TNT: Improving Chunkwise Training for Test-Time Memorization¶
Conference: ICLR 2026
OpenReview: https://openreview.net/forum?id=rajioNWfRs
Area: LLM Pre-training / Sequence Modeling / Efficient Training
Keywords: Test-time memorization, deep memory modules, chunkwise training, context parallelism, Titans
TL;DR¶
Ours proposes the TNT training paradigm, which utilizes "hierarchical memory + periodic state reset" to break the sequential dependencies of non-linear RNNs to achieve large-scale context parallelism. A subsequent lightweight fine-tuning stage adapts local memory to small chunks, accelerating the training of Titans-like deep memory models by up to \(17 \times\) while improving accuracy.
Background & Motivation¶
Background: Among efficient architectures replacing softmax attention, deep memory modules based on "test-time memorization" (e.g., Titans, TTT, Atlas) represent a promising linear scaling path. These modules augment models with a set of "fast weights" \(W\) that update online during both inference and training: for each token, the key \(k_t\) is associated with the value \(v_t\), compressing the context into a fixed-size sub-network via gradient descent. Retrieval is performed using queries \(q_t\) to compute \(o_t = f(W_t, q_t)\). Compared to linear memory modules using linear state transitions and matrix-valued hidden states, deep memory modules utilize non-linear update rules, offering stronger expressivity.
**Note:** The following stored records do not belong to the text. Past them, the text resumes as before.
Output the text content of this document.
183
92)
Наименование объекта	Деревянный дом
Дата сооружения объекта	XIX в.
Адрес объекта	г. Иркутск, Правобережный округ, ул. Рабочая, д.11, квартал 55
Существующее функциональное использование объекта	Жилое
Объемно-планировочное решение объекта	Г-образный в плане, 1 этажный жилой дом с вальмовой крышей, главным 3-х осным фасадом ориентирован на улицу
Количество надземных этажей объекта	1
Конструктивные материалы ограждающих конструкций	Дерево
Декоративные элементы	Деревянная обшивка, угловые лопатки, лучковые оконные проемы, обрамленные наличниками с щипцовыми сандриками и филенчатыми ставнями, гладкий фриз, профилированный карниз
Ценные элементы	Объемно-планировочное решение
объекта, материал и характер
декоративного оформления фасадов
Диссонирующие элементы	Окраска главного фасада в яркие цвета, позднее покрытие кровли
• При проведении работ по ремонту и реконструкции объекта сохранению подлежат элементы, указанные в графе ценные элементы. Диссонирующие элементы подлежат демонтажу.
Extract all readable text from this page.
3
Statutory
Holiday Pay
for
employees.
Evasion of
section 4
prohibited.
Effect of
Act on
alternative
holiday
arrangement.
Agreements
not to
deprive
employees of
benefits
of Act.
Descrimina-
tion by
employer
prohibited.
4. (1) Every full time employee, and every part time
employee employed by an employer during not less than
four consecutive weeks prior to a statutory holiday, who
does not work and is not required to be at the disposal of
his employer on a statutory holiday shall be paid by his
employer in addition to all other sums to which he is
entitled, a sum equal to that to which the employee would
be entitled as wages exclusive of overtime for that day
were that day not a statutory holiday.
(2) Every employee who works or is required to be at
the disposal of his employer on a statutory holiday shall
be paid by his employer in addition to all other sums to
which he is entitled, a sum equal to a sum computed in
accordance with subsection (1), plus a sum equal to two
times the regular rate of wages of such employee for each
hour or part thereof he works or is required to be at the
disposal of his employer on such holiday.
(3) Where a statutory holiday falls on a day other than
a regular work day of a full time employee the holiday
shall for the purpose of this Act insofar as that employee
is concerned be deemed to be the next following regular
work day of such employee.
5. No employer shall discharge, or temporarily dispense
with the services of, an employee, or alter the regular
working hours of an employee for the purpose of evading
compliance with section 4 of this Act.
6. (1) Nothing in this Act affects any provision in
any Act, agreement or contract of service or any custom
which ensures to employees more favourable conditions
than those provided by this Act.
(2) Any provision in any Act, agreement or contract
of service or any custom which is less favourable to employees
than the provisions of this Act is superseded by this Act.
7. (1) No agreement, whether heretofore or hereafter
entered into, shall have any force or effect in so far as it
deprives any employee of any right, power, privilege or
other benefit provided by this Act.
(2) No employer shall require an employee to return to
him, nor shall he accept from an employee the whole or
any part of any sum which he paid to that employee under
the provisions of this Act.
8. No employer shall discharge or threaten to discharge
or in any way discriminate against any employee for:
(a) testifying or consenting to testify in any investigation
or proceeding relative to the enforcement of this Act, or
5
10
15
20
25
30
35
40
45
Limitations of Prior Work: Deep memory modules lack efficient training algorithms, resulting in extremely low hardware utilization—FLOPs utilization is often below 5–10% of peak performance. To maintain fine-grained learning signals, they are forced to use very small chunks (16–64 tokens) for chunkwise parallel training. Small chunks fail to saturate accelerators, making training memory-bound rather than compute-bound and rendering pre-training prohibitively slow.
Key Challenge: The primary bottleneck is the chunksize hyperparameter \(C\). Large chunks accelerate training but degrade accuracy, while small chunks preserve accuracy but are too slow; existing methods must settle for a compromise. Furthermore, Ours identifies a third mismatch between training and inference: a model pre-trained with \(C=64\) achieves optimal perplexity only when inference also uses \(C=64\). Switching to smaller chunks actually causes perplexity to spike (Figure 2)—the model becomes over-specialized to the training chunk resolution.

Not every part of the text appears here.